La naissance d'Aphrodite. Bas-relief antique (Galerie Borghèse, Rome).

Les Romains, qui se prétendaient issus d'Enée, la vénéreront comme leur mère sous le nom de Vénus. Aphrodite était adorée surtout dans l'île de Chypre (à Paphos, Amathonte, Idalie, etc.), et à Cythère. De là les surnoms de Cypris, et Paphia, Cythérée, etc. On la nommait encore, comme sa mère, Dioné; on l'appelait Anadyomène, en tant que sortant des eaux; Génétyllide, comme présidant à la génération. On admettait aussi une Aphrodite-Uranie qui, selon les uns, n'était que le Ciel personnifié, et selon d'autres, la déesse de l'amour platonique ou des sciences; on l'opposait à l’Aphrodite Pandémos, c.-à-d. publique ou vulgaire. Les anciens Grecs tendaient à y voir l’équivalent de la déesse que les Syriens et les Phéniciens nommaient Astarté (ou mieux Achtoret), et en faisaient la femme du Soleil. Le myrte, la rose, la colombe, l'éperlan, la dorade étaient consacrés à Aphrodite; on croyait retrouver cette déesse dans la planète qui porte son nom (Vénus).

Aux sources du mythe
L'origine d'Aphrodite est assez complexe; sous la forme où les témoignages écrits nous l'ont fait connaître, elle est la résultante d'un mélange dans lequel l'Orient a fourni les premiers éléments. Tous les peuples de langue sémitique ont connu une personnification, le plus souvent localisée dans la Lune ou dans un astre brillant, qui incarne et l'idée de la fécondité féminine et celle de la fertilité universelle. Appelée Astarté chez les Phéniciens, Aschera ou Atargalès chez les Syriens, Mylitta chez les Babyloniens, Issar chez les Assyriens, etc., elle paraît avoir figuré dans la religion primitive des Grecs sous les noms de Dioné, d'Hébé, d'autres encore, comme dans celle des Italiotes, sous les noms de Feronia, Ferentina, Flora, Libera, Vénus, et même sous celui de Junon, en tant que celle-ci préside aux fonctions de la maternité et aux phénomènes de la menstruation. Pour tous ces peuples en constante communication dans l'histoire, cette divinité représente l'amour physique chez la femme, la beauté qui en est le stimulant, là volupté qui en est le but, la maternité qui en est la récompense. L'Aphrodite des Grecs nous offre cette conception sous les traits à la fois les plus artistiques et les plus humains.

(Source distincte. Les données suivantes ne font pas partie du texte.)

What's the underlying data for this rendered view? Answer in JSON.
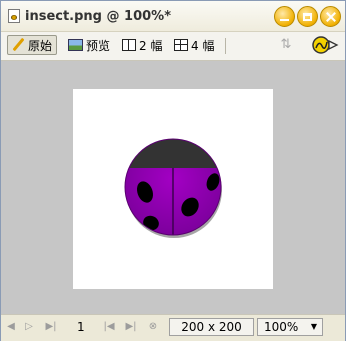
{
  "window": {
    "title": "insect.png @ 100%*"
  },
  "toolbar": {
    "original_label": "原始",
    "preview_label": "预览",
    "two_up_label": "2 幅",
    "four_up_label": "4 幅"
  },
  "status": {
    "frame": "1",
    "dimensions": "200 x 200",
    "zoom": "100%"
  },
  "colors": {
    "beetle_body": "#8a00a8",
    "beetle_head": "#333333",
    "spots": "#000000",
    "canvas_bg": "#c6c6c6",
    "title_buttons": "#f1b000"
  }
}
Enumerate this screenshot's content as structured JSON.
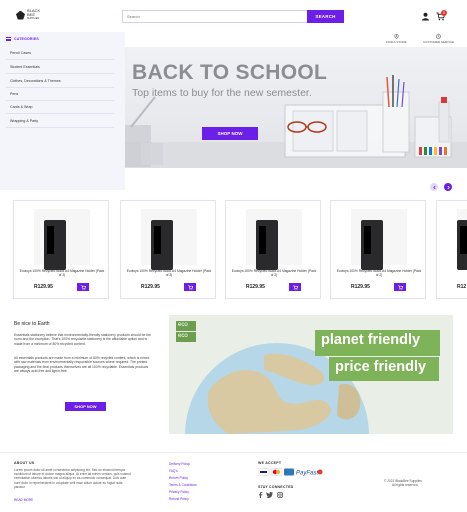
{
  "header": {
    "logo_text_1": "BLACK",
    "logo_text_2": "BEE",
    "logo_text_3": "SUPPLIES",
    "search_placeholder": "Search",
    "search_button": "SEARCH",
    "cart_count": "0"
  },
  "sidebar": {
    "title": "CATEGORIES",
    "items": [
      {
        "label": "Pencil Cases"
      },
      {
        "label": "Student Essentials"
      },
      {
        "label": "Clothes, Decorations & Themes"
      },
      {
        "label": "Pens"
      },
      {
        "label": "Cards & Wrap"
      },
      {
        "label": "Wrapping & Party"
      }
    ]
  },
  "util": {
    "stores": "FIND A STORE",
    "contact": "CUSTOMER SERVICE"
  },
  "banner": {
    "title": "BACK TO SCHOOL",
    "subtitle": "Top items to buy for the new semester.",
    "button": "SHOP NOW"
  },
  "products": [
    {
      "name": "Ecotoys 100% Recycled Black A4 Magazine Holder (Pack of 2)",
      "price": "R129.95"
    },
    {
      "name": "Ecotoys 100% Recycled Black A4 Magazine Holder (Pack of 2)",
      "price": "R129.95"
    },
    {
      "name": "Ecotoys 100% Recycled Black A4 Magazine Holder (Pack of 2)",
      "price": "R129.95"
    },
    {
      "name": "Ecotoys 100% Recycled Black A4 Magazine Holder (Pack of 2)",
      "price": "R129.95"
    },
    {
      "name": "",
      "price": "R12"
    }
  ],
  "eco": {
    "title": "Be nice to Earth",
    "p1": "Essentials stationery believe that environmentally-friendly stationery products should be the norm and the exception. That's 100% recyclable stationery is the affordable option and is made from a minimum of 80% recycled content.",
    "p2": "All essentials products are made from a minimum of 80% recycled content, which is mixed with raw materials from environmentally responsible sources where required. The printed packaging and the final products themselves are all 100% recyclable. Essentials products are always acid-free and lignin-free.",
    "button": "SHOP NOW",
    "badge_1": "eco",
    "badge_2": "eco",
    "tag_1": "planet friendly",
    "tag_2": "price friendly"
  },
  "footer": {
    "about_head": "ABOUT US",
    "about_text": "Lorem ipsum dolor sit amet consectetur adipiscing elit. Sed do eiusmod tempor incididunt ut labore et dolore magna aliqua. Ut enim ad minim veniam, quis nostrud exercitation ullamco laboris nisi ut aliquip ex ea commodo consequat. Duis aute irure dolor in reprehenderit in voluptate velit esse cillum dolore eu fugiat nulla pariatur.",
    "about_link": "READ MORE",
    "links": [
      "Delivery Policy",
      "FAQ's",
      "Return Policy",
      "Terms & Conditions",
      "Privacy Policy",
      "Refund Policy"
    ],
    "accept_head": "WE ACCEPT",
    "connect_head": "STAY CONNECTED",
    "copyright_1": "© 2021 BlackBee Supplies",
    "copyright_2": "All rights reserved."
  },
  "colors": {
    "accent": "#6c1fe6",
    "sidebar_bg": "#f4f5fa"
  }
}
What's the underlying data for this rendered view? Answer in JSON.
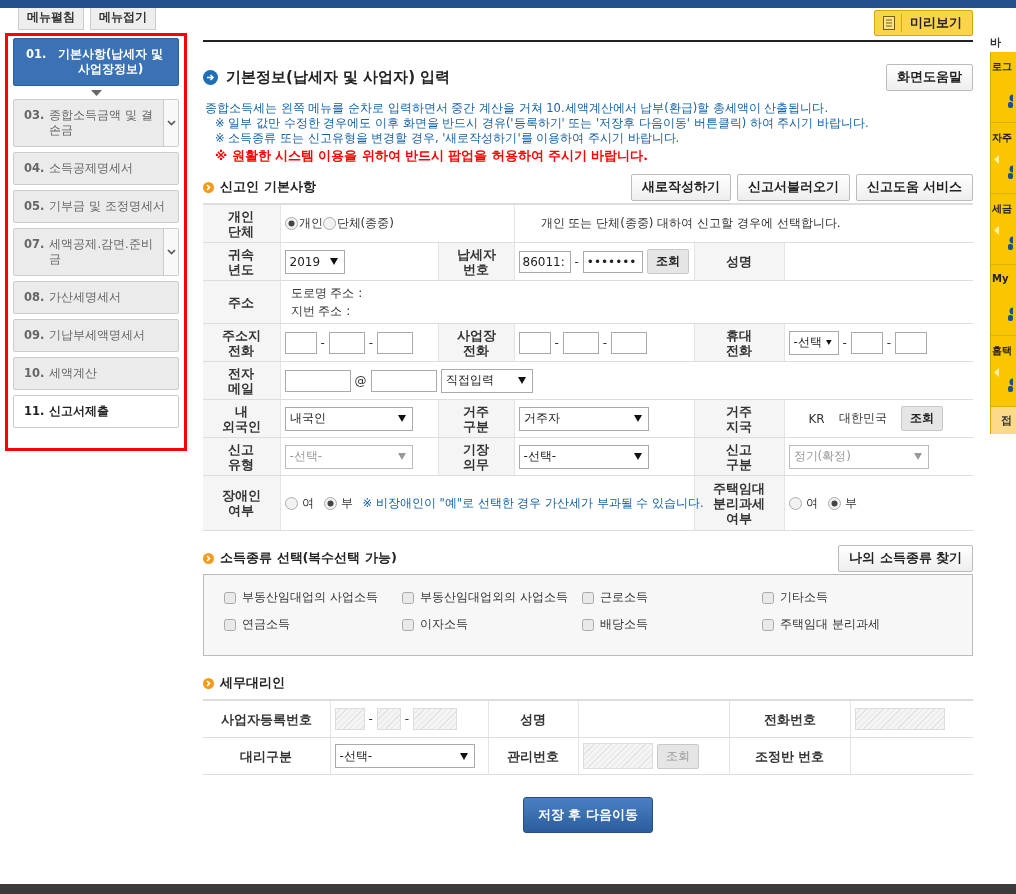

Chez Homère transparaît encore le souvenir de la divinité orientale dont le culte a modifié en les précisant les caractères de la divinité grecque originaire. L'Aphrodite de l'épopée est représentée comme venue des îles de Chypre, de Paphos ou de Cythère, où la civilisation phénicienne avait jeté de profondes racines; de là elle s'est répandue sur toutes les contrées que baigne la Méditerranée à l'extrême Orient, en Carie, en Lydie, dans la Troade, sur le continent situé en face ,jusqu'au delà de Corinthe, puis à travers les tics de l'archipel ionien jusqu'en Sicile et dans l'Italie méridionale. Elle s'est approprié les traits de Dioné qu'Isomère lui donne pour mère, et ceux d'Hébé qui, avant de devenir l'épouse d'Héraclès, avait été celle d'Héphaïstos; elle est mise en rapport avec Arès dont l'Odyssée fait son amant dans l'Olympe et qui engendre avec elle Phobos et Deimos, divinités guerrières, Éros et Anteros, c.-à-d. l'Amour. 

Au fond de ces imaginations, nous surprenons des idées cosmologiques sur les éléments primordiaux du monde : Héphaïstos est le feu terrestre; Arès, le feu du ciel; Aphrodite elle-même exprime le principe humide, cause de toute génération, de toute fécondité dans la nature. De leur action concertante et réciproque sort la beauté en même temps que la force, et l'agent créateur est l'amour. Hésiode fait naître Aphrodite de l'écume de la mer. Au sortir des flots, elle aborde à Cythère; sous ses pas germent les myrtes et les roses, s'étend le tapis vert des gazons; les Saisons (Horae) se groupent autour d'elle pour la conduire dans l'Olympe, où sa présence répand le désir, la joie et la félicité. Pour Homère, Aphrodite est simplement la fille de Zeus et de Dioné.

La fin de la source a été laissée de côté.